Waktu ia memandang kesebelah kanan sana, rupanya karena teraling oleh pepohonan yang rindang, maka tidak dilihatnya dipojok halaman sana masih ada sebuah rumah.
Rumah ini tidak besar, hanya terdiri dari tiga petak. dibangun seperti biara kaum Nikoh (pendeta Buddha perempuan).
Diam-diam Yu Wi heran mengapa dipojok halaman terpencil ini terdapat bangunan demikian"
Tiba-tiba terdengar pula suara "tok" satu kali, maka Yu Wi dapat menduga suara itu adalah suara ketokan "Bok-hi" atau ikan kayu, semacam alat bunyian pemeluk agama Buddha pada waktu membaca kitab.
Ia menjadi heran siapakah yang beribadat di dalam rumah ini" Apakah si pembunuh tidak menemukan rumah ini sehingga orang yang bertirakat disini tidak ikut menjadi korban"
Orang yang bertapa disini- juga aneh, mengapa membangun biara di belakang istana panglima besar dan tirakat disini, dunia
seluas ini, tempat tirakat lain yang bagus masih banyak. mengapa justeru tempat ini yang dipilih"
Yang lebih aneh lagi adalah si pertapa ternyata tidak tahu segenap penghuni istana ini telah terbunuh habis, kecuali orang tuli mustahil tidak mendengar suara jeritan ngeri para korban pembunuhan itu.
Apakah karena sipertapa memang sangat saleh, pada waktu membaca kitab telah mencapai tingkatan yang lupa segalanya sehingga tidak merasakan kejadian disekitarnya.
Jika demikian halnya, sipertapa ini menjadi rada misterius, sebab seorang pertapa yang saleh ternyata bertirakat di biara yang dibangun dibelakang istana panglima angkatan perang, maka asal-usul sipertapa ini sungguh sukar untuk dimengerti.

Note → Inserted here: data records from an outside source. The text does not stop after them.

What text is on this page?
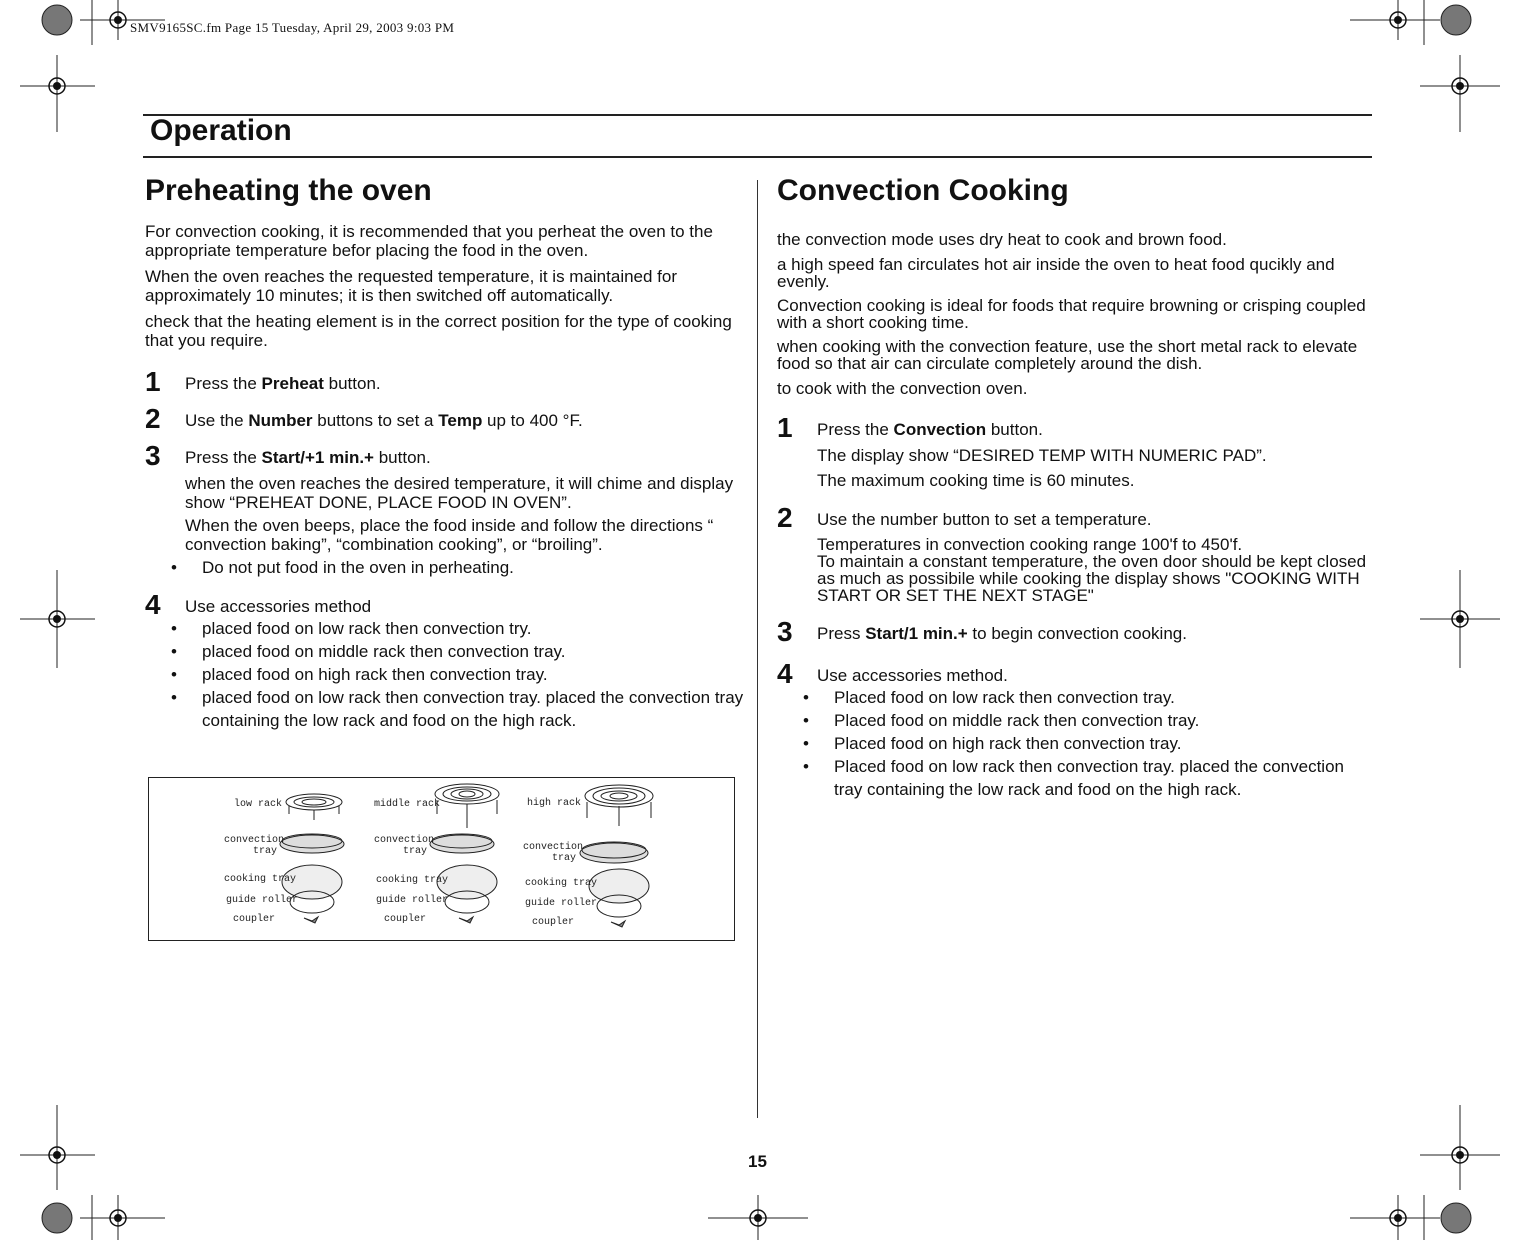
SMV9165SC.fm Page 15 Tuesday, April 29, 2003 9:03 PM
Operation
Preheating the oven

For convection cooking, it is recommended that you perheat the oven to the appropriate temperature befor placing the food in the oven.

When the oven reaches the requested temperature, it is maintained for approximately 10 minutes; it is then switched off automatically.

check that the heating element is in the correct position for the type of cooking that you require.

1 Press the Preheat button.
2 Use the Number buttons to set a Temp up to 400 °F.
3 Press the Start/+1 min.+ button.

when the oven reaches the desired temperature, it will chime and display show “PREHEAT DONE, PLACE FOOD IN OVEN”.

When the oven beeps, place the food inside and follow the directions “ convection baking”, “combination cooking”, or “broiling”.

• Do not put food in the oven in perheating.
4 Use accessories method
• placed food on low rack then convection try.
• placed food on middle rack then convection tray.
• placed food on high rack then convection tray.
• placed food on low rack then convection tray. placed the convection tray containing the low rack and food on the high rack.
low rack	middle rack	high rack
convection
tray
convection
tray	convection
tray
cooking tray	cooking tray	cooking tray
guide roller	guide roller	guide roller
coupler	coupler	coupler
Convection Cooking

the convection mode uses dry heat to cook and brown food.

a high speed fan circulates hot air inside the oven to heat food qucikly and evenly.

Convection cooking is ideal for foods that require browning or crisping coupled with a short cooking time.

when cooking with the convection feature, use the short metal rack to elevate food so that air can circulate completely around the dish.

to cook with the convection oven.

1 Press the Convection button.

The display show “DESIRED TEMP WITH NUMERIC PAD”.

The maximum cooking time is 60 minutes.

2 Use the number button to set a temperature.

Temperatures in convection cooking range 100'f to 450'f.

To maintain a constant temperature, the oven door should be kept closed as much as possibile while cooking the display shows "COOKING WITH START OR SET THE NEXT STAGE"

3 Press Start/1 min.+ to begin convection cooking.
4 Use accessories method.
• Placed food on low rack then convection tray.
• Placed food on middle rack then convection tray.
• Placed food on high rack then convection tray.
• Placed food on low rack then convection tray. placed the convection tray containing the low rack and food on the high rack.
15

Tengah termenung, tiba-tiba terdengar lagi suara "tok" seperti tadi, cuma ketukan sekali ini lebih keras sehingga jelas terdengar memang betul suara ketukan bok hi. Maka tidak perlu disangsikan lagi didalam rumah ini memang betul ada seorang pertapa.
Mestinya Yu Wi ingin mencari tahu lebih jelas apakah benar seorang pertapa yang tirakat di situ, tapi sekarang kebendak itu dibatalkannya, ia pikir untuk apa mesti mengganggu ketenangan orang"

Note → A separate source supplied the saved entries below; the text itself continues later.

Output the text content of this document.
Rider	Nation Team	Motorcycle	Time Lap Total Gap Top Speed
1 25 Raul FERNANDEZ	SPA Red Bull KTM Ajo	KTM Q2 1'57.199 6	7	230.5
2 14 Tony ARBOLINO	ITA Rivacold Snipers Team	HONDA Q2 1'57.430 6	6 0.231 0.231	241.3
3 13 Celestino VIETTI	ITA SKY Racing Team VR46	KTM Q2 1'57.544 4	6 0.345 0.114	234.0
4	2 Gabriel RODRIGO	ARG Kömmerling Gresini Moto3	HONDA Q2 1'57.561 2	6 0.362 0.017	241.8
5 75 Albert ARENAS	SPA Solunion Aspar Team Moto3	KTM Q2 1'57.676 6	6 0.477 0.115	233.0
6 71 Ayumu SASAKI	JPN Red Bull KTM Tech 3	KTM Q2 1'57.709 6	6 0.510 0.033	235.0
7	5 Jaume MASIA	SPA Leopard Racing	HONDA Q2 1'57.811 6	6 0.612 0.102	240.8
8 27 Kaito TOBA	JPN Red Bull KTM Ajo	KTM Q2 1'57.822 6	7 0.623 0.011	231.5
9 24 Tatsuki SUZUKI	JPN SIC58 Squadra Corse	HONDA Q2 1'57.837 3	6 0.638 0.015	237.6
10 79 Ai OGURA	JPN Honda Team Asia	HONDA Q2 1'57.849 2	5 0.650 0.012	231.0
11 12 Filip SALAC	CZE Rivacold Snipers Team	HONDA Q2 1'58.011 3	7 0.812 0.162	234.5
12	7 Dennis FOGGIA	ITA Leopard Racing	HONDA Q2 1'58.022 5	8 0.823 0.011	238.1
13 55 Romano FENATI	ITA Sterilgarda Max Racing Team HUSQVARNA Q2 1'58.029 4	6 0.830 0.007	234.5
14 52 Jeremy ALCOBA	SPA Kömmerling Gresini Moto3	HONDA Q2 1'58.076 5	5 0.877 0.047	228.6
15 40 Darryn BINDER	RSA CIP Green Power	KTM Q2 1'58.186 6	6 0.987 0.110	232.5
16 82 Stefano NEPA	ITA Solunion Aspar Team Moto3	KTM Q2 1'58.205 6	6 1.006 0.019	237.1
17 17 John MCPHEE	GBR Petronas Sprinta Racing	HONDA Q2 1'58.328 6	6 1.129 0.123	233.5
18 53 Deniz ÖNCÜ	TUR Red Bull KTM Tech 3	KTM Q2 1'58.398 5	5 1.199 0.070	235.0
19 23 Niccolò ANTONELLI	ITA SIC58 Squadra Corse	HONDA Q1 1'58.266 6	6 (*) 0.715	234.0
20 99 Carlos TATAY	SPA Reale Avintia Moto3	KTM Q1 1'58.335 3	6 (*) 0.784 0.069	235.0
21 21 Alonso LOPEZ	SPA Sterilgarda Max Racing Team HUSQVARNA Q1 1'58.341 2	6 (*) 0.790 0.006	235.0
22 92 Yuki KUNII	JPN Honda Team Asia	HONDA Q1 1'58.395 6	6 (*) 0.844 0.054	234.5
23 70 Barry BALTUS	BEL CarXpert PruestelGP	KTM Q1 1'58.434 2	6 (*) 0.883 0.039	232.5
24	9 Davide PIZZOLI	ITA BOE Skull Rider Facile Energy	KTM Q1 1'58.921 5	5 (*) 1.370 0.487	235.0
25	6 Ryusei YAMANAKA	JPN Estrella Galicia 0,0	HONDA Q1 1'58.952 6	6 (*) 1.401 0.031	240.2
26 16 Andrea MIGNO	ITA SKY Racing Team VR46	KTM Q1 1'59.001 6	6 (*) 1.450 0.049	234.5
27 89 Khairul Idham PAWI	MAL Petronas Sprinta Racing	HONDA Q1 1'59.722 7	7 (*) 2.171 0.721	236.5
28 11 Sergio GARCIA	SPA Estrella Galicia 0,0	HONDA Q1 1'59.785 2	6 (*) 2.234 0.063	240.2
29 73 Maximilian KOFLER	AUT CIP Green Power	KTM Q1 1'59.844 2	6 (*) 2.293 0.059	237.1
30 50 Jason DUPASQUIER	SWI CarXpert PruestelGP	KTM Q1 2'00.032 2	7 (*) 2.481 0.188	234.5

segeru ia menaruh jenazah Giok-ciang-siancu ketanah dan hendak dikuburnya agar arwah yang mati bisa mendapatkan tempat yang tenang. Kemudian akan diberitahukannya kepada Ko siu agar diadakan pemakaman kembali.
selagi Yu Wi mulai menggali lobang dengan tangan, tiba-tiba terdengar suara "tok" lagi sekali, suara sekali ini terlebih keras, seperti diketuk oleh sipertapa dalam keadaan marah.

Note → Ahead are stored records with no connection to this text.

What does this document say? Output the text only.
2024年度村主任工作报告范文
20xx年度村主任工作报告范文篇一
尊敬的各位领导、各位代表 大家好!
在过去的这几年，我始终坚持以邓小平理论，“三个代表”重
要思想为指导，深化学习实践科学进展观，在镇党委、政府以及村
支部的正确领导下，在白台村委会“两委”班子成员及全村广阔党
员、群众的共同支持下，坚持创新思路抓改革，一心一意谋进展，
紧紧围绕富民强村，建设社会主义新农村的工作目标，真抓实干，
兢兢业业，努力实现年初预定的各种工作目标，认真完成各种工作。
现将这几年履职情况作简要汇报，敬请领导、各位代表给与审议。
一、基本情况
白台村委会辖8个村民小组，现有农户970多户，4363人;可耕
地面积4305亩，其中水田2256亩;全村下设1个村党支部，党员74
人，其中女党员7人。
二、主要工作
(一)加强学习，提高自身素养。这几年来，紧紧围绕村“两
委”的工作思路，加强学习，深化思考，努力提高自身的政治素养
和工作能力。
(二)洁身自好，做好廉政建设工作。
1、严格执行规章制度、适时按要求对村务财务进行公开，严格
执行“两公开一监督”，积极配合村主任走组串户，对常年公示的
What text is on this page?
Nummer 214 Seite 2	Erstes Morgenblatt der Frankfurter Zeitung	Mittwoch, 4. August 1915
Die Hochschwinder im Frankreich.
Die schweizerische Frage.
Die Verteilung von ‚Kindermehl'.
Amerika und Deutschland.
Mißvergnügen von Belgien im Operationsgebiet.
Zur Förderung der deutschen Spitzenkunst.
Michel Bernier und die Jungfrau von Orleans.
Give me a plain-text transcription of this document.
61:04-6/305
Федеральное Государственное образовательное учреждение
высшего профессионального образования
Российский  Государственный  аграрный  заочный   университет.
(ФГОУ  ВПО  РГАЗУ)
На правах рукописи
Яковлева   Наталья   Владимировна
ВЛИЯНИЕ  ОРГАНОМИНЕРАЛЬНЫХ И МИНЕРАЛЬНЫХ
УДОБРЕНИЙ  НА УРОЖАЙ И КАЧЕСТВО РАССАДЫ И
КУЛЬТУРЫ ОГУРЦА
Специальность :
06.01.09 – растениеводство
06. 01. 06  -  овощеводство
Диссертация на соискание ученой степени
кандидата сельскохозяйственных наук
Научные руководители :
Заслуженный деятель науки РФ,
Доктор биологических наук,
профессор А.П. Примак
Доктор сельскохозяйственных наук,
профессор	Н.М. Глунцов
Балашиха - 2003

Yu Wi menggeleng kepala dan heran, "Aneh juga pertapa itu, mengapa cara begini dia mengetuk Bokhi" sudah tidak sama suara ketukannya, jarak waktunya juga tidak sama, pula tidak terdengar suaranya membaca kitab"
Maklumlah, biasanya pendeta Buddha membaca kitab sembari mengetuk Bokhi secara teratur dan berirama, kedengarannya sangat menarik.
Tapi ketukan Bokhi yaug didengar Yu Wi sekarang sudah tidak teratur. juga tidak enak didengar, bahkan boleh dikatakan menusuk telinga. Mau-tak-mau timbul rasa curiga Tu Wi dan ingin mencari tahu apa yang terjadi.
segera ia berbangkit, pelahan ia mendekati bangunan yang berbentuk biara itu. Ia kuatir mengganggu ketenangan orang, maka jalannya sangat pelahan tanpa menimbulkan suara.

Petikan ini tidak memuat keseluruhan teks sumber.